The Health Service Executive is facing a massive payout of hundreds of millions of euro to compensate hospital consultants for the State’s failure to pay them higher salaries agreed eight years ago .
The figure, which was set at €700m in a worst case scenario is likely to come to at least €350m.
It follows the decision of the HSE not to appeal a case brought by consultants arising out of the non-payment of part of their salaries.
In January last year the Employment Appeals Tribunal ruled in favour of two hospital consultants, anaesthetist Thomas Hogan and endocrinologist John McDermott, who argued that the HSE had breached their 2008 employment contracts.
The tribunal found the non-payment of portions of the doctors’ salaries amounted to an unlawful deduction under the Payment of Wages Act.
The HSE appealed the ruling to the High Court and it was due to go ahead early this year but it has now been withdrawn.
However, it is understood the Attorney General advised the HSE to settle these cases.

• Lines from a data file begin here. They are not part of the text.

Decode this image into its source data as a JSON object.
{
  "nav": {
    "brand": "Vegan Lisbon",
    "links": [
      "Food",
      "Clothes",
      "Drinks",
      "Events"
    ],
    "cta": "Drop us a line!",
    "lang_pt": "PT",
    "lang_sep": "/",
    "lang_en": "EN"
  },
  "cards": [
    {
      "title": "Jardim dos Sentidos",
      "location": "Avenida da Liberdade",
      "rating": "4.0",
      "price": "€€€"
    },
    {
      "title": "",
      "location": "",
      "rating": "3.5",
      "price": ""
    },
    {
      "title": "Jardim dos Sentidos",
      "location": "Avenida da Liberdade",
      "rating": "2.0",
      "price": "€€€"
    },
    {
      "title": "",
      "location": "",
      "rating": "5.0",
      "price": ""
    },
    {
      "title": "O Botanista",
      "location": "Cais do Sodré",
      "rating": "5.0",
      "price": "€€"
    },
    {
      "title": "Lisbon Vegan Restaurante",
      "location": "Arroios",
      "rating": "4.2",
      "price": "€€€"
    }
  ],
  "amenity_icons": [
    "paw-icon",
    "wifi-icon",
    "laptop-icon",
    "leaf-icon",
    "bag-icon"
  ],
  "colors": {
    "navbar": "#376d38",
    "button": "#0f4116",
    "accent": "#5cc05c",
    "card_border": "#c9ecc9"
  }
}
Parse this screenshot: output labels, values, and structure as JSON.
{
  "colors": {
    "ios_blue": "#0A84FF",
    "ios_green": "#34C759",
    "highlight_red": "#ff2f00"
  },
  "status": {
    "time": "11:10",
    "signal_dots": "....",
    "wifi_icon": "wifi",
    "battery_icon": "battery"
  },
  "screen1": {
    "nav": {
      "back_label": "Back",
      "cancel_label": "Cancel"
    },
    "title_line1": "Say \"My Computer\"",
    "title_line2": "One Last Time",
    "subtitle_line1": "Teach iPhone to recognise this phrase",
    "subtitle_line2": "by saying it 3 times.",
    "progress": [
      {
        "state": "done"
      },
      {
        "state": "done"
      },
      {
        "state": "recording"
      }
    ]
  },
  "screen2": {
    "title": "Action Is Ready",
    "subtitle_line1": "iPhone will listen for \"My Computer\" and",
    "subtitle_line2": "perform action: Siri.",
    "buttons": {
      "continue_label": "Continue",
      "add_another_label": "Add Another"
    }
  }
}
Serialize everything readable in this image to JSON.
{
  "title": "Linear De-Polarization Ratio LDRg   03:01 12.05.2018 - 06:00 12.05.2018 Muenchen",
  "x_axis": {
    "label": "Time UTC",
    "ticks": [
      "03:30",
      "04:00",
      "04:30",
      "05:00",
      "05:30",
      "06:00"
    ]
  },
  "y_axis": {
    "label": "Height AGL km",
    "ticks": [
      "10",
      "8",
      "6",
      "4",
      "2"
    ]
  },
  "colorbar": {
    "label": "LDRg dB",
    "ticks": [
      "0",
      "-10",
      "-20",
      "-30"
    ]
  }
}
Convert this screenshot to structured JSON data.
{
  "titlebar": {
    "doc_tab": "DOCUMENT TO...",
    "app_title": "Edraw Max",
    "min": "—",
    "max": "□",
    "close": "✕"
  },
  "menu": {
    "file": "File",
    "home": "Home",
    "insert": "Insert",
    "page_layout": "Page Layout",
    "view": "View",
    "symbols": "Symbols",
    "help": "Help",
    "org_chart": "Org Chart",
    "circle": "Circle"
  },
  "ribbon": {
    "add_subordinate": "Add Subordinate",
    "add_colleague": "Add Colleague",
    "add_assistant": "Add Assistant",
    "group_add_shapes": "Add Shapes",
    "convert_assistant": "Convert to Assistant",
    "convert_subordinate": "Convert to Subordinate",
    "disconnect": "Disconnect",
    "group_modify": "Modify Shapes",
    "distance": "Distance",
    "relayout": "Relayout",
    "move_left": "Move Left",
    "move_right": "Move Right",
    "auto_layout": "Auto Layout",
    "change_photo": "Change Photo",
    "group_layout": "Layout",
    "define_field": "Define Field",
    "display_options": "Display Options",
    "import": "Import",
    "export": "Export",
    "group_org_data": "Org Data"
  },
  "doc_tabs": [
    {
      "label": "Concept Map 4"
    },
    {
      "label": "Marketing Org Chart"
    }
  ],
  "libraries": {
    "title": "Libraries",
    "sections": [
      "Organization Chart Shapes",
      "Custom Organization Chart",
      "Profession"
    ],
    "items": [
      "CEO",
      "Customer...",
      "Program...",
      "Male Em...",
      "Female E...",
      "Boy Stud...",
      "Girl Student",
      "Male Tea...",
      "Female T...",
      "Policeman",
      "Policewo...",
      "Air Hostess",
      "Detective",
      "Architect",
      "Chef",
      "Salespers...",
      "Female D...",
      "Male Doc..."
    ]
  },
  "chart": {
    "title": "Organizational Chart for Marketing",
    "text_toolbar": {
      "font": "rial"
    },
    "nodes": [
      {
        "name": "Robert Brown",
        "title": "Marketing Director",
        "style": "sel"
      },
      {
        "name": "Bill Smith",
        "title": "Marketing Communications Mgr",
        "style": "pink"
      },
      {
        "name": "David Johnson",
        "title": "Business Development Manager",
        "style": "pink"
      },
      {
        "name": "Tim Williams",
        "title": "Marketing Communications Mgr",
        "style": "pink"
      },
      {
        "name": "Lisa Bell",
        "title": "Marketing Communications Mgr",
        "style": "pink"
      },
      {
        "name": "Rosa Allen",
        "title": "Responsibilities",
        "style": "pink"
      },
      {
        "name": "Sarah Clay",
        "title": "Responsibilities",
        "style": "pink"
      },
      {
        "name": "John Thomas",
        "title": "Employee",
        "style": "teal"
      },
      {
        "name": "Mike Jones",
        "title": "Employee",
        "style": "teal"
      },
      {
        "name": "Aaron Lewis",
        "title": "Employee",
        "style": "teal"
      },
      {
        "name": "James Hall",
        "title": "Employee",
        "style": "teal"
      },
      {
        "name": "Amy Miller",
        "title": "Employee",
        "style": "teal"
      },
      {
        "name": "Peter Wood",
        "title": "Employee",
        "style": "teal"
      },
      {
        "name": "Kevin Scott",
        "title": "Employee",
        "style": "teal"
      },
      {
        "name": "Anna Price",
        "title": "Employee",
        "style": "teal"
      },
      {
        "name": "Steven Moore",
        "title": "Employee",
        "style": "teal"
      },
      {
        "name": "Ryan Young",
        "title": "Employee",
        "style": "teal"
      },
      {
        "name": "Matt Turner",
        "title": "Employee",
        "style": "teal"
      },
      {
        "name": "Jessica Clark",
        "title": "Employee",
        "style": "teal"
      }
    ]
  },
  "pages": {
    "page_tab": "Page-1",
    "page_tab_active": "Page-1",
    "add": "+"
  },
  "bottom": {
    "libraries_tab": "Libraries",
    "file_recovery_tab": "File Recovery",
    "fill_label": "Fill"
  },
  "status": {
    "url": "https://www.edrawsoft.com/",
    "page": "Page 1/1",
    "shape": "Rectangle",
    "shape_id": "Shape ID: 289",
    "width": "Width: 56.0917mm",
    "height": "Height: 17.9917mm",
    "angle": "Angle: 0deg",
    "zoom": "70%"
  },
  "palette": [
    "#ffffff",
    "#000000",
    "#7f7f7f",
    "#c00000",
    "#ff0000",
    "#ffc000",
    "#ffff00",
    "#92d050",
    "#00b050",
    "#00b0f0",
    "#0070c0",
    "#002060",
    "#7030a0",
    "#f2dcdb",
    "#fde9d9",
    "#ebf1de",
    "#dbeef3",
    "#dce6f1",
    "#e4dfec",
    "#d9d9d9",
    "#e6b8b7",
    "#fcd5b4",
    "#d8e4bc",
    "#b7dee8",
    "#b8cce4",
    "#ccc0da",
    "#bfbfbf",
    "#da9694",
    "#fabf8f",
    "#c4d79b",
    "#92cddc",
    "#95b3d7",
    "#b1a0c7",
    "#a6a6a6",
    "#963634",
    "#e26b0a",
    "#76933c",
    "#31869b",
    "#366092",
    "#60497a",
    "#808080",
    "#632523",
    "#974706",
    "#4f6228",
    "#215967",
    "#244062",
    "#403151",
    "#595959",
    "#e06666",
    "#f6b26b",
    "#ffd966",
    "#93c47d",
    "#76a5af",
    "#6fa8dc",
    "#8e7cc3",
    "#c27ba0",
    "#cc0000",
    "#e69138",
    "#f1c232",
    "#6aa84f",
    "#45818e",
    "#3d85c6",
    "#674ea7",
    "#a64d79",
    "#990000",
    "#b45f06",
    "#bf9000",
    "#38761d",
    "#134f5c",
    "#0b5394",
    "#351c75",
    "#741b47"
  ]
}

Previously the HSE had indicated publicly that the cost could be about €350m or even higher when legal bills were added.
However, sources suggested that this represented a net rather than gross figure.
Under the 2008 contract, consultants agreed to major work-practice changes, including the restriction and in some cases the elimination of private practice, weekend working and extended rosters.
In return, the then minister for health Mary Harney offered them salaries of between €170,000 and €240,000, with increases to bring the rate up to these levels to be paid on a phased basis.
The first payment was made, but not the second, following the collapse in the public finances. Subsequently the State cut consultants’ pay by 15 pc.
The Irish Hospital Consultants Association confirmed the appeal was withdrawn and said it welcomed the development.
The HSE was unavailable for comment.